In light of the new opinion’s statement that the confidentiality provision applied only to the Ethics Commission itself, and not participants in ethics proceedings, the parties have agreed to settle the federal lawsuit. Formal approval of the settlement by the court is pending.

The upshot is that whistleblowers will now be able to speak publicly about alleged ethics violations in government, and public officials will be more accountable for alleged wrongdoing.

FOIA Follies in DC: While South Carolina made ethics complaints more accessible to the public and press, in late March the U.S. Senate Judiciary Committee held a hearing on problems with the federal Freedom of Information Act, particularly issues with endemic delays and access to electronic records.

“We’re talking about timelines that are worse than routinely unmet, but almost never met,” Sen.
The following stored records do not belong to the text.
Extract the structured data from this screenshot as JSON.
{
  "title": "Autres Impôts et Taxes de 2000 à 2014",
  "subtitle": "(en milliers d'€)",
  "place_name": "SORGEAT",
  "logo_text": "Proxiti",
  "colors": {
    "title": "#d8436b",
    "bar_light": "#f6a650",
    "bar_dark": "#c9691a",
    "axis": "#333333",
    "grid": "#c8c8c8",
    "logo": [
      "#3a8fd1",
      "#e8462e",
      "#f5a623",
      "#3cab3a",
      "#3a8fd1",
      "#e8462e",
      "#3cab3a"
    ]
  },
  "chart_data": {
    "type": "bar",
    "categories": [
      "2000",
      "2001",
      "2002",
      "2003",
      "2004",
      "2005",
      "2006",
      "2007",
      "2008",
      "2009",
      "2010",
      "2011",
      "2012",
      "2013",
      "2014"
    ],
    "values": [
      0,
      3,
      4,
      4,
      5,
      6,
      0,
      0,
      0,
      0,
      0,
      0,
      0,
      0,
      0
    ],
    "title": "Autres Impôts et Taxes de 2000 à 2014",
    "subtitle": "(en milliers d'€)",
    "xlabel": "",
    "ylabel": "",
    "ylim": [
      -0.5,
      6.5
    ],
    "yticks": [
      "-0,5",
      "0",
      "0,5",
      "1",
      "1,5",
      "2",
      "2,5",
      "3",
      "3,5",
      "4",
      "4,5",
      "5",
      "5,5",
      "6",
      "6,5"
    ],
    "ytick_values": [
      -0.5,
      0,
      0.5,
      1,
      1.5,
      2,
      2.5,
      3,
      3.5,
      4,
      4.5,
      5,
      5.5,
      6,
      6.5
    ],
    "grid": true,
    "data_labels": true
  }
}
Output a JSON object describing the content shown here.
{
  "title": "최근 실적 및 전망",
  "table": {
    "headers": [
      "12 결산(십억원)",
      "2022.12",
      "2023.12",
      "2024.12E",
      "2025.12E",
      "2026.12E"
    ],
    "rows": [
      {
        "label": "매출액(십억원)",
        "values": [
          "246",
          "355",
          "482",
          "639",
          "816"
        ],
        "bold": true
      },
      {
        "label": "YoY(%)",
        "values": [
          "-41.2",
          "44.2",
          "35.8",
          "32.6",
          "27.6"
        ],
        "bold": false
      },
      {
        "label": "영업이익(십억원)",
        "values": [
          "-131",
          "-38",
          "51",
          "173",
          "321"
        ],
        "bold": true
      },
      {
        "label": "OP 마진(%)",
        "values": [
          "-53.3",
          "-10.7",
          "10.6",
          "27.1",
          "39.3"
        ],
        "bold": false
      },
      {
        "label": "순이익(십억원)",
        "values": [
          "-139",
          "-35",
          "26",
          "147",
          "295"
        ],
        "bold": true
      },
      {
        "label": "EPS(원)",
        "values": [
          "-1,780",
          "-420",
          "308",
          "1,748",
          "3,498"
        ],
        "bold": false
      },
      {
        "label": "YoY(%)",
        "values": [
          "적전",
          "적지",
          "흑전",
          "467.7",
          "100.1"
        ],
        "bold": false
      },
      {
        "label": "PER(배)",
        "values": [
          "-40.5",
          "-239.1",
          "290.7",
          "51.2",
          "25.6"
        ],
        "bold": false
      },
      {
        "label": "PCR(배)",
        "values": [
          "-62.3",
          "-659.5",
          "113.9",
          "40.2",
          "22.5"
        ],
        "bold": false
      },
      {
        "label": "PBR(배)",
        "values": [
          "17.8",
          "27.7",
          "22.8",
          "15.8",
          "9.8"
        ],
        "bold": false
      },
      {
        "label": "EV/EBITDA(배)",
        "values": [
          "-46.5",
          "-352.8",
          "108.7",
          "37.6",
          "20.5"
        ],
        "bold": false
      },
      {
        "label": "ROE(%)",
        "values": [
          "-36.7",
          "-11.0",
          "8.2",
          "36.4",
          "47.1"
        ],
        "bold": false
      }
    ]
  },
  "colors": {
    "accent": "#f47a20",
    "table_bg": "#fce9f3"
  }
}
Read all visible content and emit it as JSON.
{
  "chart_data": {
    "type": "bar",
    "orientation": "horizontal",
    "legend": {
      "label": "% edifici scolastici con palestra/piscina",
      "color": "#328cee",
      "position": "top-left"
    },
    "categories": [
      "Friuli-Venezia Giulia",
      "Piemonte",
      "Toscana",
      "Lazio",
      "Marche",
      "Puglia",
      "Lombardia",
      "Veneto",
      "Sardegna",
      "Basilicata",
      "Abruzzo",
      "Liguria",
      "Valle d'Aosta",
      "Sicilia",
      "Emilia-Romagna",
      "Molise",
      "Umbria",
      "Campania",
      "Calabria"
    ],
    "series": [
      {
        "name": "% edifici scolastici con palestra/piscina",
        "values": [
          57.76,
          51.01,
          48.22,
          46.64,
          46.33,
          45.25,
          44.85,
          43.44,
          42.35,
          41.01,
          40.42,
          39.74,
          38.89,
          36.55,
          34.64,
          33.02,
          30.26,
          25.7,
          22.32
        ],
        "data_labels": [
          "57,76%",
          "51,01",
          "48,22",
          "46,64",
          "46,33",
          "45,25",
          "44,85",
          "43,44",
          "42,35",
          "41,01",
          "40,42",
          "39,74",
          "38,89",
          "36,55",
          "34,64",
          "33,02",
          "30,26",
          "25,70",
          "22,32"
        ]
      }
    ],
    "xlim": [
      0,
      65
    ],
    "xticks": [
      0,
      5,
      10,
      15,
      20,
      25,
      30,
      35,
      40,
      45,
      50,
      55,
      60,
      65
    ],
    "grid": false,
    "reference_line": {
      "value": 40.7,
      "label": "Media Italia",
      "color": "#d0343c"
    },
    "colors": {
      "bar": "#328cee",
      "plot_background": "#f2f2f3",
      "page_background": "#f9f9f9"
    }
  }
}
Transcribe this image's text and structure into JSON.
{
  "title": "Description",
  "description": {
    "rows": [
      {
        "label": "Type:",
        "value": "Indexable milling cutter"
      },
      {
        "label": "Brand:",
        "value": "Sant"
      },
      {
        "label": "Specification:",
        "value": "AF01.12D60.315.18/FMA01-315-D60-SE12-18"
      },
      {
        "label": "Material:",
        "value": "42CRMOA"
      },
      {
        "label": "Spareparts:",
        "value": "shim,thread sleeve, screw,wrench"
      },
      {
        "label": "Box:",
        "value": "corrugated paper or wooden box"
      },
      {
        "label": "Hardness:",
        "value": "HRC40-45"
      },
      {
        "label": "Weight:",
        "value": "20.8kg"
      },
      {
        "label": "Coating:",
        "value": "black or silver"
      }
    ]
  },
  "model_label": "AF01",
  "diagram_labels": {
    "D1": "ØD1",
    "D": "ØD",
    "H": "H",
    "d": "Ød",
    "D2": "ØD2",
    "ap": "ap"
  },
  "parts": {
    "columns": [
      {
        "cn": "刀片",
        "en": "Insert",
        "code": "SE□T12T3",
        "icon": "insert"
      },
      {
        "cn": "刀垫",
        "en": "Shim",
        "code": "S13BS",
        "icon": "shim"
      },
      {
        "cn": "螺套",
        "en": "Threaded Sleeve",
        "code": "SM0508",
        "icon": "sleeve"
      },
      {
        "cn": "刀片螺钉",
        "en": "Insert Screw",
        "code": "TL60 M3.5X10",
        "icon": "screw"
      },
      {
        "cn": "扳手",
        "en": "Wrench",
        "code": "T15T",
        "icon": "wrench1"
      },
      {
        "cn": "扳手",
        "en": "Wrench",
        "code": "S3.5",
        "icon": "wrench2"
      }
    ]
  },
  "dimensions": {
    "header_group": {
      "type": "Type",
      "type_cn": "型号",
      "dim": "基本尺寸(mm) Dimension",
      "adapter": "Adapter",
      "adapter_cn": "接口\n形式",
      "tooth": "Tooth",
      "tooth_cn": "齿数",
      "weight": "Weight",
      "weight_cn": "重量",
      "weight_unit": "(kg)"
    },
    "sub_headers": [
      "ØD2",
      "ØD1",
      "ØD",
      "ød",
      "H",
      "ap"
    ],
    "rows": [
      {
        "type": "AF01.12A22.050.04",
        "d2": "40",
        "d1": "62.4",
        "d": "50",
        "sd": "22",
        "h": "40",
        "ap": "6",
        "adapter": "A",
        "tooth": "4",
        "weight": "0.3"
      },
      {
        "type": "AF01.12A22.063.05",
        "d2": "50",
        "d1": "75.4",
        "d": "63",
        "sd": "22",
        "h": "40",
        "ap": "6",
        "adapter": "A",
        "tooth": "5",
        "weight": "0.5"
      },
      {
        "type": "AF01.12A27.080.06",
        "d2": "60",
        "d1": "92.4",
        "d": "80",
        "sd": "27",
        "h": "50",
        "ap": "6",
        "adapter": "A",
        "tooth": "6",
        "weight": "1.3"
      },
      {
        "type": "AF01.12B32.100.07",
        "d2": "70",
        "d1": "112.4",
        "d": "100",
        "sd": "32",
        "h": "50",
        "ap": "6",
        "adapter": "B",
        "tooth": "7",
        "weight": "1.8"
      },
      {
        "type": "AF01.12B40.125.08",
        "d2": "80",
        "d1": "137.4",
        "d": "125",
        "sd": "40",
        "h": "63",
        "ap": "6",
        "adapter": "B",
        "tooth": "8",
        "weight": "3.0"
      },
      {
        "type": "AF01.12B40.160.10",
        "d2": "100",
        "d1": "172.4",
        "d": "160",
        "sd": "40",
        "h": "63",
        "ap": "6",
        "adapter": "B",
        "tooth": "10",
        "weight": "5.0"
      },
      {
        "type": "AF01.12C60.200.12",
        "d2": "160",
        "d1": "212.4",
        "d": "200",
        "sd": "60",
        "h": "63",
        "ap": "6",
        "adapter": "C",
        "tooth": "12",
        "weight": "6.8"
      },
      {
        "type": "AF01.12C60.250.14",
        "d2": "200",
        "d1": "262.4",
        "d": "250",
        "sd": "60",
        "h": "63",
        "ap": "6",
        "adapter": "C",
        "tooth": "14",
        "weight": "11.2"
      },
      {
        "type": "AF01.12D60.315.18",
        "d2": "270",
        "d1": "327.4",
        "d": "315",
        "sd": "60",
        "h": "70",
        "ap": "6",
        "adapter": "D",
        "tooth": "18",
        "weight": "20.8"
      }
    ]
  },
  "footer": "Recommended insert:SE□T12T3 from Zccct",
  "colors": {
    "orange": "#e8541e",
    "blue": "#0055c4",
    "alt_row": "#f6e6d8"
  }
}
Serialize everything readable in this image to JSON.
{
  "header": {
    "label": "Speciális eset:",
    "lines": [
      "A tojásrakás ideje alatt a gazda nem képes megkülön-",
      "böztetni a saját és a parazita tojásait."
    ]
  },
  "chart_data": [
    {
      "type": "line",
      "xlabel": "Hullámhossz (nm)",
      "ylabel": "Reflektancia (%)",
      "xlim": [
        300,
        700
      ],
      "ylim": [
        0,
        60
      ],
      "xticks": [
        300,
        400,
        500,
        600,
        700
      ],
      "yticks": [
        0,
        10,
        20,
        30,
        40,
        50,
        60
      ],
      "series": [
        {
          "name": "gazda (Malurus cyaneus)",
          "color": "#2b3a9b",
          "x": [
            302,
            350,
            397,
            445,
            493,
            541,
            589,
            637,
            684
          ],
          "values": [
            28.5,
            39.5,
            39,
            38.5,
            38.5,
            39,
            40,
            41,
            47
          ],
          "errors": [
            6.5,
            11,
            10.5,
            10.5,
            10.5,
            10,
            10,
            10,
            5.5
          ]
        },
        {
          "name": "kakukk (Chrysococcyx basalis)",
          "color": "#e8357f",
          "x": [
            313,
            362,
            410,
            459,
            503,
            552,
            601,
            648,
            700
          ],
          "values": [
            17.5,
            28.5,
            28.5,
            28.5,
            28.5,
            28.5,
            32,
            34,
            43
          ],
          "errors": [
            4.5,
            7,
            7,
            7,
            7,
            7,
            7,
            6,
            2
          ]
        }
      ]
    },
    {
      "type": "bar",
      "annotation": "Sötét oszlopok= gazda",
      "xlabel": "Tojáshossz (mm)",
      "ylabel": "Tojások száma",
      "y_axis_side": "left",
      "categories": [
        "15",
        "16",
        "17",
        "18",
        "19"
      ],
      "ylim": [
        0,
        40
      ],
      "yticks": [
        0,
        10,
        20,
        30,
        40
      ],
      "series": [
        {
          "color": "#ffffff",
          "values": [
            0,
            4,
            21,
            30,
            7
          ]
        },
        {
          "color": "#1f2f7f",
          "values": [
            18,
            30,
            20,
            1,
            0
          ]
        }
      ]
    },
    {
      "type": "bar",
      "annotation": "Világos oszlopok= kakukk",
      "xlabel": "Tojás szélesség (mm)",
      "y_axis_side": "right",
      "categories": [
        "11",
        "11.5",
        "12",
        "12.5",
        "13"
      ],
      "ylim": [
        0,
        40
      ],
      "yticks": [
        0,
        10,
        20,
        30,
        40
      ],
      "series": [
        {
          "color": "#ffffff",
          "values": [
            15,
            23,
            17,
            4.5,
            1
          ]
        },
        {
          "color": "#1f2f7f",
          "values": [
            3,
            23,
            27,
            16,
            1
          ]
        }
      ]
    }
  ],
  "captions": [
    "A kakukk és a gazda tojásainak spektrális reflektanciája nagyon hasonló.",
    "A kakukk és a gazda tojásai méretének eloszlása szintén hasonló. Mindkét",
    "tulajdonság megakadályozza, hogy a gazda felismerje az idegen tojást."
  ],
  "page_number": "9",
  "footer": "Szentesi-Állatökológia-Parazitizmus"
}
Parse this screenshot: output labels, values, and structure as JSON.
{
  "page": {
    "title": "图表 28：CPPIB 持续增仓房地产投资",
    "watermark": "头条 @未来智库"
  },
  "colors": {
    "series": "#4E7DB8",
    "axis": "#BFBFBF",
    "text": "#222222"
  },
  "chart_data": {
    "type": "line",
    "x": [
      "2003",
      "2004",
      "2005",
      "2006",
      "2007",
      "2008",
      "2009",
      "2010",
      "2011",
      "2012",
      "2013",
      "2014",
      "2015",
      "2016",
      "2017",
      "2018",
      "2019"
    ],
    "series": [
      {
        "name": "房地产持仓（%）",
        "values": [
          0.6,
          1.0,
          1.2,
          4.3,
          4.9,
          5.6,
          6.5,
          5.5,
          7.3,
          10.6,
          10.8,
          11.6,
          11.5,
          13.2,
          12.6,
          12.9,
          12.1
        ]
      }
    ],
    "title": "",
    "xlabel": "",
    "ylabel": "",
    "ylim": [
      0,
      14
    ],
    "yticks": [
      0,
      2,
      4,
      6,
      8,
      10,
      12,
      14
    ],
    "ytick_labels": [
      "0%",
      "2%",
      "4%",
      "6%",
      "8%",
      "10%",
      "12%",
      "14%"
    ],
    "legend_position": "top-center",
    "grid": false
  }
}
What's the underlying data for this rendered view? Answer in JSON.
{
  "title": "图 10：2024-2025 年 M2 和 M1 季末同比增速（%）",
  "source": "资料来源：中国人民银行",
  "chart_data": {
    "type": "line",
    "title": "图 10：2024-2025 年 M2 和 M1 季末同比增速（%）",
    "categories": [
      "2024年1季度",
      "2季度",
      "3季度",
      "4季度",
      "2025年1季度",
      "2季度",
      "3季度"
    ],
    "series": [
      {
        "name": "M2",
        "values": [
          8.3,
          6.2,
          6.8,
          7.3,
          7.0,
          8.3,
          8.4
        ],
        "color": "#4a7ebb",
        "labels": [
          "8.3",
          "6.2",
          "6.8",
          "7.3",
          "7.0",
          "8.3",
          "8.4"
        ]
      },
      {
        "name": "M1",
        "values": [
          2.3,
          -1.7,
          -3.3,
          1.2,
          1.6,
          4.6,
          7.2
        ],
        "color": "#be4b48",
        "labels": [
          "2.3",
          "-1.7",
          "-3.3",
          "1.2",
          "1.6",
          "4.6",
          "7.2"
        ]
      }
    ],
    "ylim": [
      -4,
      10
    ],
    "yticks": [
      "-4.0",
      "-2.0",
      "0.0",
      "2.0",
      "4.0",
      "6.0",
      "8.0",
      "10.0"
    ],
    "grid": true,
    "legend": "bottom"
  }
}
Jon Ossoff of Georgia said. “We’re talking about massive backlogs.”

The committee was told that the sheer volume of records and of requests was overwhelming government agencies. “We’re seeing records in volumes in different forms that could not have been envisioned when FOIA was enacted,” Babak Talebian, director of the Department of Justice’s Office of Information Policy, told the committee. “Certainly, we’re definitely looking at advanced technology, including artificial intelligence to help us with the search and maybe even the processing of records.” Talebian added that the pandemic also had slowed FOIA response times.

“There’s clearly substantial room for improvement,” said Senator Chuck Grassley of Iowa, the ranking Republican member of the committee.

Eric P. Robinson focuses on media and internet law as associate professor at the USC School of Journalism and Mass Communication and Of Counsel to Fenno Law in Charleston / Mount Pleasant. He has worked in media law for more than 20 years and is admitted to legal practice in New York and New Jersey and before the U.S. Supreme Court. This column is for educational purposes only; it does not constitute legal advice. Any opinions are his own, not necessarily those of his employers.